For every OOD/novelty metric in this library, higher score = more OOD. ID-positive metrics (aupr_in) handle the sign flip internally so you don't have to.

Install

pip install osr-metrics

Requires Python 3.10+, numpy, scikit-learn, scipy.

Development install

git clone https://github.com/hxtruong6/osr-metrics.git
cd osr-metrics
pip install -e .[dev]

Quick start

import numpy as np
from osr_metrics import auroc, fpr_at_95tpr, compute_aoscr, expected_calibration_error

# OOD detection
scores = np.random.randn(1000)          # higher = more OOD
labels = np.random.randint(0, 2, 1000)  # 1 = OOD, 0 = ID
print("AUROC:", auroc(scores, labels))
print("FPR@95TPR:", fpr_at_95tpr(scores, labels))
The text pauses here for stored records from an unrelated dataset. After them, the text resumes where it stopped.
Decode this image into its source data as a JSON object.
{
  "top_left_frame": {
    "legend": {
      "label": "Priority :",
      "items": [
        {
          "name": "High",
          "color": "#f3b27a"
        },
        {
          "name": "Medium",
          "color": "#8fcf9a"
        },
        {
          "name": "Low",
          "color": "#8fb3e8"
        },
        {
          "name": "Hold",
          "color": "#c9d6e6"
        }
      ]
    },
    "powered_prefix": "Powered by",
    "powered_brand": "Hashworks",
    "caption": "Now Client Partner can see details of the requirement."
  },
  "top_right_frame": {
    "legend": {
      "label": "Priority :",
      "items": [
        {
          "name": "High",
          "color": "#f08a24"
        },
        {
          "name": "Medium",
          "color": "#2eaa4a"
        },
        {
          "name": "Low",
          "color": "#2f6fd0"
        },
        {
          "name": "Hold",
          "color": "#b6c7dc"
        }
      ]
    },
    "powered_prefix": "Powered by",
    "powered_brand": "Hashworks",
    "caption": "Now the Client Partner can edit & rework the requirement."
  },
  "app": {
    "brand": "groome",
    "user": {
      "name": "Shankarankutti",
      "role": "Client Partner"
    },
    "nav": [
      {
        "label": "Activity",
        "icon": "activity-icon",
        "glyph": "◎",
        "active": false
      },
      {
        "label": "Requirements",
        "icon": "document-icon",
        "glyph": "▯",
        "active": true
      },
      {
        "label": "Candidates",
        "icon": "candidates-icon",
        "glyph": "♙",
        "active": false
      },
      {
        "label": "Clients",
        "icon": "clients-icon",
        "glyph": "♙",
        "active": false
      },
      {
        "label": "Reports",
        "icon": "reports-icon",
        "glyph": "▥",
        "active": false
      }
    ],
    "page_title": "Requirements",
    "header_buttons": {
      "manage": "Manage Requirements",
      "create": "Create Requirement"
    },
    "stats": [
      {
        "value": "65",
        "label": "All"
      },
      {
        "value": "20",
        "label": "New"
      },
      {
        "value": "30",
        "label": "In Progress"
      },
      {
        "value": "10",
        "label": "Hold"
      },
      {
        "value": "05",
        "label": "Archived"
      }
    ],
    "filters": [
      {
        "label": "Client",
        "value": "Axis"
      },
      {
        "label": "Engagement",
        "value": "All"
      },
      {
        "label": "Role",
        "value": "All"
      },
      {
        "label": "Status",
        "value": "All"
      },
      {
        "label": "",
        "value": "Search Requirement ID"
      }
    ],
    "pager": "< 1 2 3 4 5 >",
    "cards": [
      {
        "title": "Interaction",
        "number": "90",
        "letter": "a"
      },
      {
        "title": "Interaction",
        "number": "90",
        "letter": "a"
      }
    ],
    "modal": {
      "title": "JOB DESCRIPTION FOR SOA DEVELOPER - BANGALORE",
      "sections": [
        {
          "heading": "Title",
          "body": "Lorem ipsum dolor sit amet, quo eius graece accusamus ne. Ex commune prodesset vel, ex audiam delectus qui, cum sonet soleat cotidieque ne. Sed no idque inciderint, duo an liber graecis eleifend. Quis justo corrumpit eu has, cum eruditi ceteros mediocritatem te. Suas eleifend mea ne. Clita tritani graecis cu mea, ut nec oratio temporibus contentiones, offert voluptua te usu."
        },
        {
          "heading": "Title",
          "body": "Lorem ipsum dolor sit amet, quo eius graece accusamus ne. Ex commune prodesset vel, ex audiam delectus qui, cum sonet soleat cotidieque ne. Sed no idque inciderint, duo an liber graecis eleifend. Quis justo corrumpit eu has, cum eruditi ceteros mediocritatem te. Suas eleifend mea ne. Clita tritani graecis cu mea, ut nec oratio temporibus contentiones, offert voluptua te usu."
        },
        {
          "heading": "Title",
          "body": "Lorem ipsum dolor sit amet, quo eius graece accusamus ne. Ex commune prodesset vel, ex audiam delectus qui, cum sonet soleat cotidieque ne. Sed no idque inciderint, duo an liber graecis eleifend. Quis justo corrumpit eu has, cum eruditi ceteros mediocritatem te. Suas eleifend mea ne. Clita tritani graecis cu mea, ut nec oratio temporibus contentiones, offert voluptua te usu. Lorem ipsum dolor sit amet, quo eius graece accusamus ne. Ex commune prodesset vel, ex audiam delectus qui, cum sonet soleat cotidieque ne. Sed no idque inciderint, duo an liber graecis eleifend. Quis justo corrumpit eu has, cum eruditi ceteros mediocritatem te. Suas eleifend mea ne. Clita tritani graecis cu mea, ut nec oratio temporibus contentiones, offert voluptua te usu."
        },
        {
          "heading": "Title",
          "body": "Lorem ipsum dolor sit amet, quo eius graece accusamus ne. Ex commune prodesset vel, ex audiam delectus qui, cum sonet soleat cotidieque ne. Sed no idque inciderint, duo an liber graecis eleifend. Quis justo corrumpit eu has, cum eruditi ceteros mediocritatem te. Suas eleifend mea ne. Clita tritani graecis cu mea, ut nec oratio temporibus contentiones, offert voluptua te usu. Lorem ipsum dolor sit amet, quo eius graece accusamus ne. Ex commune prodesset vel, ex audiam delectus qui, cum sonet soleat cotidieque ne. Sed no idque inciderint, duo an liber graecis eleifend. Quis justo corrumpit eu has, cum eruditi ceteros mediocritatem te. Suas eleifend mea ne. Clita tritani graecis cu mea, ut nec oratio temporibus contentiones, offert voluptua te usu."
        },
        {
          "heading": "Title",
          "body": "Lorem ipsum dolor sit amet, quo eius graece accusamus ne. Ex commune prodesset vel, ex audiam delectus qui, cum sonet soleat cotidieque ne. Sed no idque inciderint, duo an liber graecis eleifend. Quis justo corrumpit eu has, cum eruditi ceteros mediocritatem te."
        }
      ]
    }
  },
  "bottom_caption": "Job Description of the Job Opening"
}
# Open-Set Classification Rate (joint classify+reject)
cls_pred = np.random.randint(0, 5, 1000)
cls_true = np.random.randint(0, 5, 1000)
print("AOSCR:", compute_aoscr(scores, labels, cls_pred, cls_true))

# Calibration
probs = np.random.uniform(0, 1, (1000, 14))
multi_labels = (np.random.uniform(0, 1, (1000, 14)) < probs).astype(int)
print("ECE:", expected_calibration_error(probs, multi_labels))

Statistical comparison

from osr_metrics import delong_test, bootstrap_ci, auroc

# Pairwise AUROC comparison (DeLong 1988)
z, p = delong_test(scores_method_a, scores_method_b, labels)
print(f"DeLong z={z:.3f}, p={p:.4f}")

# Bootstrap CI (use stratify=True for imbalanced data)
lo, mean, hi = bootstrap_ci(scores, labels, auroc, n_bootstrap=1000, stratify=True)
print(f"AUROC = {mean:.4f}  95% CI = [{lo:.4f}, {hi:.4f}]")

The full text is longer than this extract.